Здесь нет возможности детально обсуждать эту обширную и сложную проблему. Но я решительно настаиваю, что отказ от тринитаризма на том основании, что он–де «плод философского умозрения греков» неверен не только с вероучительной, но и с исторической точки зрения[1355]
. Конечно, писатели святоотеческой эпохи, начиная с Оригена, пользовались формами греческой мысли. Это было неизбежно, поскольку они хотели быть понятными для своих современников. И в наши дни христианское богословие, чтобы стать понятным нынешней аудитории, столь же неизбежно обращается к современному интеллектуальному инструментарию и категориям. Проблема здесь не в форме, а в содержании богословской вести. Для тех христианских богословов, которые, подобно православным, считают необходимым утверждать непрерывность и внутреннее единство церковного Предания в веках, вопрос предполагаемой «эллинизации» имеет, конечно, большое значение. И все же главный предмет нашего обсуждения — тринитаризм как таковой, а не способы его выражения. Важнейшая роль в этой связи принадлежит настойчивому утверждению профессора Мольтмана, что учение о Троице не есть философская спекуляция об истории спасения, выработанная греками ли или современными мыслителями post factum, но присуще истории спасения как таковой.

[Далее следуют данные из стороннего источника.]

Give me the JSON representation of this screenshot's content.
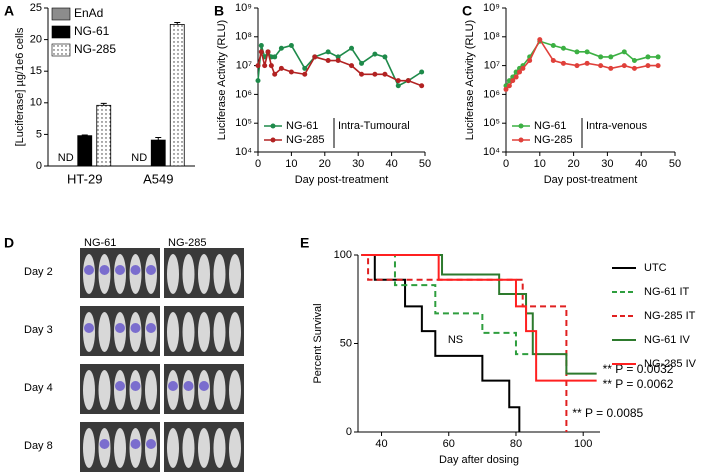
{
  "chart_data": [
    {
      "panel": "A",
      "type": "bar",
      "y_label": "[Luciferase] µg/1e6 cells",
      "categories": [
        "HT-29",
        "A549"
      ],
      "ylim": [
        0,
        25
      ],
      "yticks": [
        0,
        5,
        10,
        15,
        20,
        25
      ],
      "legend": "upper left",
      "series": [
        {
          "name": "EnAd",
          "color": "#8c8c8c",
          "values": [
            null,
            null
          ],
          "value_labels": [
            "ND",
            "ND"
          ]
        },
        {
          "name": "NG-61",
          "color": "#000000",
          "values": [
            4.8,
            4.1
          ],
          "errors": [
            0.1,
            0.4
          ]
        },
        {
          "name": "NG-285",
          "color": "#ffffff",
          "pattern": "dots",
          "values": [
            9.6,
            22.4
          ],
          "errors": [
            0.3,
            0.3
          ]
        }
      ]
    },
    {
      "panel": "B",
      "type": "line",
      "log_y": true,
      "x_label": "Day post-treatment",
      "y_label": "Luciferase Activity (RLU)",
      "xlim": [
        0,
        50
      ],
      "xticks": [
        0,
        10,
        20,
        30,
        40,
        50
      ],
      "ylim": [
        10000,
        1000000000
      ],
      "yticks": [
        {
          "value": 10000,
          "label": "10⁴"
        },
        {
          "value": 100000,
          "label": "10⁵"
        },
        {
          "value": 1000000,
          "label": "10⁶"
        },
        {
          "value": 10000000,
          "label": "10⁷"
        },
        {
          "value": 100000000,
          "label": "10⁸"
        },
        {
          "value": 1000000000,
          "label": "10⁹"
        }
      ],
      "legend": "lower left",
      "legend_note": "Intra-Tumoural",
      "x": [
        0,
        1,
        2,
        3,
        4,
        5,
        7,
        10,
        14,
        17,
        21,
        24,
        28,
        31,
        35,
        38,
        42,
        45,
        49
      ],
      "series": [
        {
          "name": "NG-61",
          "color": "#1e8a4a",
          "values": [
            3000000,
            50000000,
            20000000,
            30000000,
            20000000,
            20000000,
            40000000,
            50000000,
            8000000,
            20000000,
            30000000,
            20000000,
            40000000,
            12000000,
            25000000,
            20000000,
            2000000,
            3000000,
            6000000
          ]
        },
        {
          "name": "NG-285",
          "color": "#b22222",
          "values": [
            10000000,
            30000000,
            10000000,
            30000000,
            10000000,
            5000000,
            8000000,
            6000000,
            5000000,
            20000000,
            15000000,
            15000000,
            10000000,
            5000000,
            5000000,
            5000000,
            3000000,
            3000000,
            2000000
          ]
        }
      ]
    },
    {
      "panel": "C",
      "type": "line",
      "log_y": true,
      "x_label": "Day post-treatment",
      "y_label": "Luciferase Activity (RLU)",
      "xlim": [
        0,
        50
      ],
      "xticks": [
        0,
        10,
        20,
        30,
        40,
        50
      ],
      "ylim": [
        10000,
        1000000000
      ],
      "yticks": [
        {
          "value": 10000,
          "label": "10⁴"
        },
        {
          "value": 100000,
          "label": "10⁵"
        },
        {
          "value": 1000000,
          "label": "10⁶"
        },
        {
          "value": 10000000,
          "label": "10⁷"
        },
        {
          "value": 100000000,
          "label": "10⁸"
        },
        {
          "value": 1000000000,
          "label": "10⁹"
        }
      ],
      "legend": "lower left",
      "legend_note": "Intra-venous",
      "x": [
        0,
        1,
        2,
        3,
        4,
        5,
        7,
        10,
        14,
        17,
        21,
        24,
        28,
        31,
        35,
        38,
        42,
        45
      ],
      "series": [
        {
          "name": "NG-61",
          "color": "#3cb043",
          "values": [
            2000000,
            3000000,
            4000000,
            6000000,
            8000000,
            10000000,
            20000000,
            70000000,
            50000000,
            40000000,
            30000000,
            30000000,
            20000000,
            20000000,
            30000000,
            15000000,
            20000000,
            20000000
          ]
        },
        {
          "name": "NG-285",
          "color": "#e0403a",
          "values": [
            1500000,
            2000000,
            3000000,
            4000000,
            6000000,
            8000000,
            15000000,
            80000000,
            15000000,
            12000000,
            10000000,
            12000000,
            10000000,
            8000000,
            10000000,
            8000000,
            10000000,
            10000000
          ]
        }
      ]
    },
    {
      "panel": "E",
      "type": "step",
      "x_label": "Day after dosing",
      "y_label": "Percent Survival",
      "xlim": [
        33,
        105
      ],
      "xticks": [
        40,
        60,
        80,
        100
      ],
      "ylim": [
        0,
        100
      ],
      "yticks": [
        0,
        50,
        100
      ],
      "legend": "right",
      "annotations": [
        "NS"
      ],
      "series": [
        {
          "name": "UTC",
          "color": "#000000",
          "dash": false,
          "x": [
            34,
            38,
            47,
            52,
            56,
            70,
            78,
            81
          ],
          "values": [
            100,
            86,
            71,
            57,
            43,
            29,
            14,
            0
          ]
        },
        {
          "name": "NG-61 IT",
          "color": "#2e9e3e",
          "dash": true,
          "x": [
            34,
            44,
            56,
            70,
            80,
            84
          ],
          "values": [
            100,
            83,
            67,
            56,
            44,
            44
          ]
        },
        {
          "name": "NG-285 IT",
          "color": "#e02020",
          "dash": true,
          "x": [
            34,
            36,
            82,
            95
          ],
          "values": [
            100,
            86,
            71,
            0
          ],
          "p_label": "** P = 0.0085"
        },
        {
          "name": "NG-61 IV",
          "color": "#2d7a2d",
          "dash": false,
          "x": [
            34,
            58,
            75,
            83,
            85,
            95,
            104
          ],
          "values": [
            100,
            89,
            78,
            67,
            44,
            33,
            33
          ],
          "p_label": "** P = 0.0032"
        },
        {
          "name": "NG-285 IV",
          "color": "#ff2020",
          "dash": false,
          "x": [
            34,
            57,
            80,
            83,
            86,
            104
          ],
          "values": [
            100,
            86,
            71,
            57,
            29,
            29
          ],
          "p_label": "** P = 0.0062"
        }
      ]
    }
  ],
  "image_panel": {
    "panel": "D",
    "columns": [
      "NG-61",
      "NG-285"
    ],
    "rows": [
      "Day 2",
      "Day 3",
      "Day 4",
      "Day 8"
    ]
  }
}
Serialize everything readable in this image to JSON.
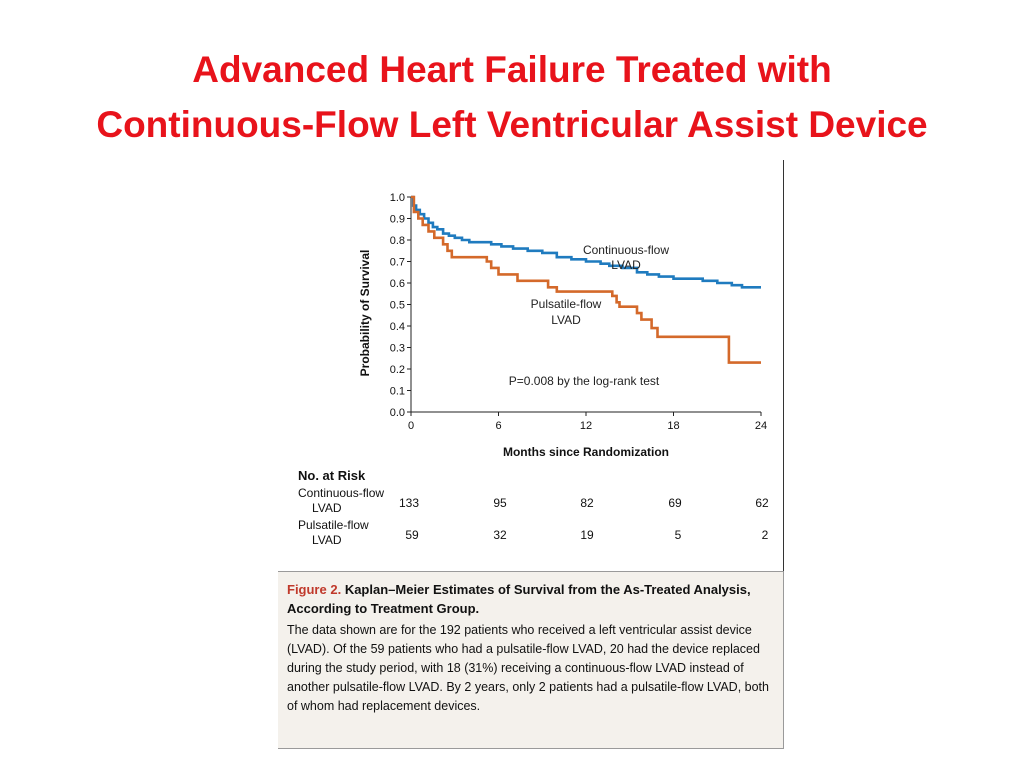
{
  "slide": {
    "title_line1": "Advanced Heart Failure Treated with",
    "title_line2": "Continuous-Flow Left Ventricular Assist Device"
  },
  "chart_data": {
    "type": "line",
    "step": true,
    "xlabel": "Months since Randomization",
    "ylabel": "Probability of Survival",
    "xlim": [
      0,
      24
    ],
    "ylim": [
      0,
      1
    ],
    "xticks": [
      "0",
      "6",
      "12",
      "18",
      "24"
    ],
    "yticks": [
      "0.0",
      "0.1",
      "0.2",
      "0.3",
      "0.4",
      "0.5",
      "0.6",
      "0.7",
      "0.8",
      "0.9",
      "1.0"
    ],
    "grid": false,
    "annotation": "P=0.008 by the log-rank test",
    "series": [
      {
        "name_line1": "Continuous-flow",
        "name_line2": "LVAD",
        "color": "#1f7bbf",
        "points": [
          [
            0,
            1.0
          ],
          [
            0.15,
            0.96
          ],
          [
            0.35,
            0.94
          ],
          [
            0.6,
            0.92
          ],
          [
            0.9,
            0.9
          ],
          [
            1.2,
            0.88
          ],
          [
            1.5,
            0.86
          ],
          [
            1.8,
            0.85
          ],
          [
            2.2,
            0.83
          ],
          [
            2.6,
            0.82
          ],
          [
            3.0,
            0.81
          ],
          [
            3.5,
            0.8
          ],
          [
            4.0,
            0.79
          ],
          [
            5.5,
            0.78
          ],
          [
            6.2,
            0.77
          ],
          [
            7.0,
            0.76
          ],
          [
            8.0,
            0.75
          ],
          [
            9.0,
            0.74
          ],
          [
            10.0,
            0.72
          ],
          [
            11.0,
            0.71
          ],
          [
            12.0,
            0.7
          ],
          [
            13.0,
            0.69
          ],
          [
            13.6,
            0.68
          ],
          [
            14.5,
            0.67
          ],
          [
            15.5,
            0.65
          ],
          [
            16.2,
            0.64
          ],
          [
            17.0,
            0.63
          ],
          [
            18.0,
            0.62
          ],
          [
            20.0,
            0.61
          ],
          [
            21.0,
            0.6
          ],
          [
            22.0,
            0.59
          ],
          [
            22.7,
            0.58
          ],
          [
            24.0,
            0.58
          ]
        ]
      },
      {
        "name_line1": "Pulsatile-flow",
        "name_line2": "LVAD",
        "color": "#d4692a",
        "points": [
          [
            0,
            1.0
          ],
          [
            0.2,
            0.93
          ],
          [
            0.5,
            0.9
          ],
          [
            0.8,
            0.87
          ],
          [
            1.2,
            0.84
          ],
          [
            1.6,
            0.81
          ],
          [
            2.2,
            0.78
          ],
          [
            2.5,
            0.75
          ],
          [
            2.8,
            0.72
          ],
          [
            5.2,
            0.7
          ],
          [
            5.5,
            0.67
          ],
          [
            6.0,
            0.64
          ],
          [
            7.3,
            0.61
          ],
          [
            9.4,
            0.58
          ],
          [
            10.0,
            0.56
          ],
          [
            13.8,
            0.54
          ],
          [
            14.1,
            0.51
          ],
          [
            14.3,
            0.49
          ],
          [
            15.5,
            0.46
          ],
          [
            15.8,
            0.43
          ],
          [
            16.5,
            0.39
          ],
          [
            16.9,
            0.35
          ],
          [
            21.8,
            0.23
          ],
          [
            24.0,
            0.23
          ]
        ]
      }
    ]
  },
  "risk_table": {
    "title": "No. at Risk",
    "rows": [
      {
        "label_line1": "Continuous-flow",
        "label_line2": "LVAD",
        "values": [
          "133",
          "95",
          "82",
          "69",
          "62"
        ]
      },
      {
        "label_line1": "Pulsatile-flow",
        "label_line2": "LVAD",
        "values": [
          "59",
          "32",
          "19",
          "5",
          "2"
        ]
      }
    ]
  },
  "caption": {
    "label": "Figure 2.",
    "heading": "Kaplan–Meier Estimates of Survival from the As-Treated Analysis, According to Treatment Group.",
    "body": "The data shown are for the 192 patients who received a left ventricular assist device (LVAD). Of the 59 patients who had a pulsatile-flow LVAD, 20 had the device replaced during the study period, with 18 (31%) receiving a continuous-flow LVAD instead of another pulsatile-flow LVAD. By 2 years, only 2 patients had a pulsatile-flow LVAD, both of whom had replacement devices."
  }
}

А это, в свою очередь, подразумевает, что христианская вера, мыслимая и переживаемая как опыт Троицы, представляет собой, говоря словами Ю. Мольтмана, иную религию, иное богопочитание, иную доксологию, нежели монархианский монотеизм. Бог как Троица — Отец, Сын и Дух — не может быть ни отождествлен с абстрактным понятием или философски определяемой сущностью, ни сведен к идее Перводвигателя или Судии–Воздаятеля. Какая бы лексика ни употреблялась — оправданно субординационистская, встречающаяся у синоптиков, апостола Павла, а также у св. Иоанна Богослова (Отец Мой более Меня. — Ин. 14:28), или выражающая тринитарную «равночестность» — равным образом свойственная Иоанну Богослову (Я и Отец — одно. — Ин. 10:30), — образ Бога в Новом Завете предполагает межличностные отношения.Думается, было бы нетрудно доказать, что здесь мы встречаем тот библейский тринитаризм и ту «историю» Бога, которые открываются в повествовании об Иисусе из Назарета, и которые стремились выразить отцы–Каппадокийцы IV в., утверждая, что в Боге — три ипостаси,
т. е. три субъекта, подлинных и реальных, а не просто три πρόσωπα (лика), или три проявления ad extra. То, что в восприятии Бога у Каппадокийцев Лица первенствуют над общей природой, видно прежде всего из их прочтения Петрова исповедания: Ты–Христос, Сын Бога Живаго (Мф. 16:16 и параллельные места). Именно в контексте такого восприятия они определяют свою тринитарную терминологию, три ипостаси и одну сущность. Арианство было отвергнуто Каппадокийцами отнюдь не во имя модализма. Они сознательно пошли на риск получить ярлык «тритеистов»[1356].В V столетии тринитарный выбор Каппадокийцев обрел новое мощное выражение в христологии, которую отстаивал свт. Кирилл Александрийский. Если Иисус — воистину Второе Лицо Святой Троицы, то Мария — воистину «Богоматерь». Можно быть матерью лишь кого–то, но не вещи и не имени; и Она родила именно Его, а не кого–то иного. На том же этапе христологических споров возник еще более острый вопрос о личной идентичности
Умершего на Кресте. Ответ на него следовал той же логике: «Один от Святой Троицы пострадал плотию». Соответственно, и Крест был осмыслен как самооткровение Троицы: любовь Божия не осталась только божественной, разделяемой Тремя Лицами, но распространилась, дабы включить в себя смертное человечество[1357]. А это означало, что Бог лично усвоил себе смертное состояние вплоть до приятия самой смерти: Бог умирает во плоти! Однако эта человеческая смерть не переживается Богом в Его единой сущности и не является личным переживанием Отца или Духа, но только Сына — Слова, Которое стало плотию [Ин. 1:14]. «Теопасхизм» — представление о Сыне Божием, пострадавшем во плоти, не стал «патрипассианством» — представлением, которого держались некоторые модалисты, что на Кресте будто бы умер Сам Отец.